Look, I believe the U.S. Supreme Court decision to redefine marriage was a setback. But an even bigger one is that in our zeal to defend the standards of God’s Word we’ve positioned ourselves as “angry Bible readers” and pushed people even further from the Good News.
So what should we do? First, as Rod Dreher wrote in an essay for TIME, “We have to accept that we really are living in a culturally post-Christian nation. The fundamental norms Christians have long been able to depend on no longer exist.” But hang on. Didn’t the Apostle Peter say that centuries ago; we’re “aliens and strangers” in this world (1 Peter 2:11 NASB )? Then second, we have to recognize that being angry and combative about sexual issues hasn’t worked. It’s been “a communications disaster,” as David Brooks wrote in the New York Times.
So what should we do? What if instead of using all our energy and resources fighting the culture wars we focused our efforts on making a winsome case for the Bible? My instincts say positive engagement is “a more excellent way.”

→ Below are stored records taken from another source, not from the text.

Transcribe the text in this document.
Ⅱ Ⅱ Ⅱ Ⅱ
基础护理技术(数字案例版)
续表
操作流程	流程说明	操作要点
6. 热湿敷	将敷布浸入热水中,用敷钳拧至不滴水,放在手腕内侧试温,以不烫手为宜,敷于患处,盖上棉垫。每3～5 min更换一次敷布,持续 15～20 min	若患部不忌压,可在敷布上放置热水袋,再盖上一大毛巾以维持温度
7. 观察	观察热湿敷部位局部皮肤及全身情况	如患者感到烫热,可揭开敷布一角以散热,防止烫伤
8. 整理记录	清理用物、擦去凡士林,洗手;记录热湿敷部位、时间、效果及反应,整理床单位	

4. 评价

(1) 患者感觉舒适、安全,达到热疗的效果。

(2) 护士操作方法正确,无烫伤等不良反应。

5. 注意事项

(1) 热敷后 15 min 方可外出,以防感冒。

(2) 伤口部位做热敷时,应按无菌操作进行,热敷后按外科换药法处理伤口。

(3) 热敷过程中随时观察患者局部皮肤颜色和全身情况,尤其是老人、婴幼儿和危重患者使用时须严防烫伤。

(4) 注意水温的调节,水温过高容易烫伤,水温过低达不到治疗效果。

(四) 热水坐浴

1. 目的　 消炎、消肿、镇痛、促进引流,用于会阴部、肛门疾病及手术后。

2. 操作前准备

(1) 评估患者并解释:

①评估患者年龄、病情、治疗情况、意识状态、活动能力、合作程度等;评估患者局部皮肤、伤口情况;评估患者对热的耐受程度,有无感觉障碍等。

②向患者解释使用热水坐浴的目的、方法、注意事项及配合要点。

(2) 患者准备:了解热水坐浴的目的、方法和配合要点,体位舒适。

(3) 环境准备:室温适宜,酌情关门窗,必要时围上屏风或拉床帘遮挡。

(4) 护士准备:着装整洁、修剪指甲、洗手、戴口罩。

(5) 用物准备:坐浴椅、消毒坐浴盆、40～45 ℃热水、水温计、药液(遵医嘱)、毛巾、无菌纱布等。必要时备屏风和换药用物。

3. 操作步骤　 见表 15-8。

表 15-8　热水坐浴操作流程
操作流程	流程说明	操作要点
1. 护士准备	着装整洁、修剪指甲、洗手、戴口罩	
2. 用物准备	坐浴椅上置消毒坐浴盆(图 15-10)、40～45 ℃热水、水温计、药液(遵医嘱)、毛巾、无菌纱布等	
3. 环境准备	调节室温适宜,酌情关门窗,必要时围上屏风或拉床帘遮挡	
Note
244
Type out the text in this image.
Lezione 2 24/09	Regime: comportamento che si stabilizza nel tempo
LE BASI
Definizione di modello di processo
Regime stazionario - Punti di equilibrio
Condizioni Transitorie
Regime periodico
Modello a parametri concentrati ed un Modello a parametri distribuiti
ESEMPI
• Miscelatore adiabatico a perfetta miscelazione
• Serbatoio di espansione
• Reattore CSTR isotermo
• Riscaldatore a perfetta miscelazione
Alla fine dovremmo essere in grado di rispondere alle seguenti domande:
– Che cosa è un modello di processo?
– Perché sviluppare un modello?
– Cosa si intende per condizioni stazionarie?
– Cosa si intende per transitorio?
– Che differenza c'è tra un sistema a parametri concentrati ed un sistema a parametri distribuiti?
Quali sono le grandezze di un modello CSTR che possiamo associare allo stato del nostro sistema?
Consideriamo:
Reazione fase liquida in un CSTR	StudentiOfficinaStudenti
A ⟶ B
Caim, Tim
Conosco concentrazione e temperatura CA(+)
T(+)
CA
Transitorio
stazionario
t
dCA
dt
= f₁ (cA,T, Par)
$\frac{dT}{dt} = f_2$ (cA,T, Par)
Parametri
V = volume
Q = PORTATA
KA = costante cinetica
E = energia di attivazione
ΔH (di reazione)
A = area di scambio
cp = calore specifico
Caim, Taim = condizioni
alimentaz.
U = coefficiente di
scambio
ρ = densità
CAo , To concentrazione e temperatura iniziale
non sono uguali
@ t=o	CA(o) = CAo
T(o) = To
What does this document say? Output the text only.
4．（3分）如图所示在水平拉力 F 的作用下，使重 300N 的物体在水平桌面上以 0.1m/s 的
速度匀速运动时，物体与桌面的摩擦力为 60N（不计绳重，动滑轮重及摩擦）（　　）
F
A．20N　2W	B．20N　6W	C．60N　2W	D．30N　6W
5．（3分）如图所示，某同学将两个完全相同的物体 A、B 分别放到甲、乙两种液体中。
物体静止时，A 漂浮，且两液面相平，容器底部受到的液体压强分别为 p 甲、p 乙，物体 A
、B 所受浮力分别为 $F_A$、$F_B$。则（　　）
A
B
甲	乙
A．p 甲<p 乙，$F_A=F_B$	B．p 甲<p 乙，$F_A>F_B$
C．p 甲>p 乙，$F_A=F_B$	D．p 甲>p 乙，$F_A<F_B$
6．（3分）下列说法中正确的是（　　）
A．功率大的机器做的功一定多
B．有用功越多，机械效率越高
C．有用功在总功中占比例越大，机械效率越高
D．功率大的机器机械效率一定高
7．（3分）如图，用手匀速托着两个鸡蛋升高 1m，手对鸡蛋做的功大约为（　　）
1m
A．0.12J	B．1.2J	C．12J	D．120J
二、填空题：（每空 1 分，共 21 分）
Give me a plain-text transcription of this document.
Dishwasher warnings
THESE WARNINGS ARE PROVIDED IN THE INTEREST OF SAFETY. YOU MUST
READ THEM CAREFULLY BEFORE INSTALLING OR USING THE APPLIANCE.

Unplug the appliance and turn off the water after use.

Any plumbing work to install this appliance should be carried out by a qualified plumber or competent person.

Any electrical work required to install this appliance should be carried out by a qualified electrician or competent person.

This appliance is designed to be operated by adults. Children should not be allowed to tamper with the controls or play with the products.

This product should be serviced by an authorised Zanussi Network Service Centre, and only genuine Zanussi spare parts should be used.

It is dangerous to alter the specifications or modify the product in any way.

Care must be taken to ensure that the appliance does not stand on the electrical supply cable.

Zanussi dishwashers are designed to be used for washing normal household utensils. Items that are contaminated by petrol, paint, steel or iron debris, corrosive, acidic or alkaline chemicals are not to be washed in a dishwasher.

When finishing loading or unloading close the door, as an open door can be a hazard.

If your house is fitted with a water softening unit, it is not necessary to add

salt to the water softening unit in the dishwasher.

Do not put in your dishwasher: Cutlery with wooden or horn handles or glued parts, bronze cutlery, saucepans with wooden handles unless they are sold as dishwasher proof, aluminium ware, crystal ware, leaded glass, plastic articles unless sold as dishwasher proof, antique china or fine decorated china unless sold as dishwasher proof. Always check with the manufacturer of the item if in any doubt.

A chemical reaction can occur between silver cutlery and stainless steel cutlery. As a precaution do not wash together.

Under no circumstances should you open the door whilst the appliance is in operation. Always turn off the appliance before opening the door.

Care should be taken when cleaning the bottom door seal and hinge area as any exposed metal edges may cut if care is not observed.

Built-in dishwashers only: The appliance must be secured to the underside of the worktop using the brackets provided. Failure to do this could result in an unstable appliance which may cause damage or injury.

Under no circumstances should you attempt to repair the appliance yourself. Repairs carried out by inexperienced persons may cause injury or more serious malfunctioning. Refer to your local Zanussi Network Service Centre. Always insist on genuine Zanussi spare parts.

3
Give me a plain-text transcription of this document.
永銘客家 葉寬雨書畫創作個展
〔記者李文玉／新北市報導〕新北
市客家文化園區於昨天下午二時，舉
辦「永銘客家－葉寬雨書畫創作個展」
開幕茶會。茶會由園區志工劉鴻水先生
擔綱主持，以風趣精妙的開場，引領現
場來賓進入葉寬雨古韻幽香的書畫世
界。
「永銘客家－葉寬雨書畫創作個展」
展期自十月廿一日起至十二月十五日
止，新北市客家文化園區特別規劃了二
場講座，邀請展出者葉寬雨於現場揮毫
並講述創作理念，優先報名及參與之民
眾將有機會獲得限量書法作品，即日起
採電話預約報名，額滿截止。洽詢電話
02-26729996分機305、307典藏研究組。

For a long time I’ve been convinced the best strategy for bringing biblical values to society is for the church to become passionate about reading and living its own Book. Then Christians will have the spiritual credibility to offer an attractive alternative to the prevailing secular worldview, a worldview that I believe leaves people hungry for truth. Maybe that’s why the Apostle Paul said, “In every way…make the teaching about God our Savior attractive” (Titus 2:10 NIV). At least it’s worth a try. Amen?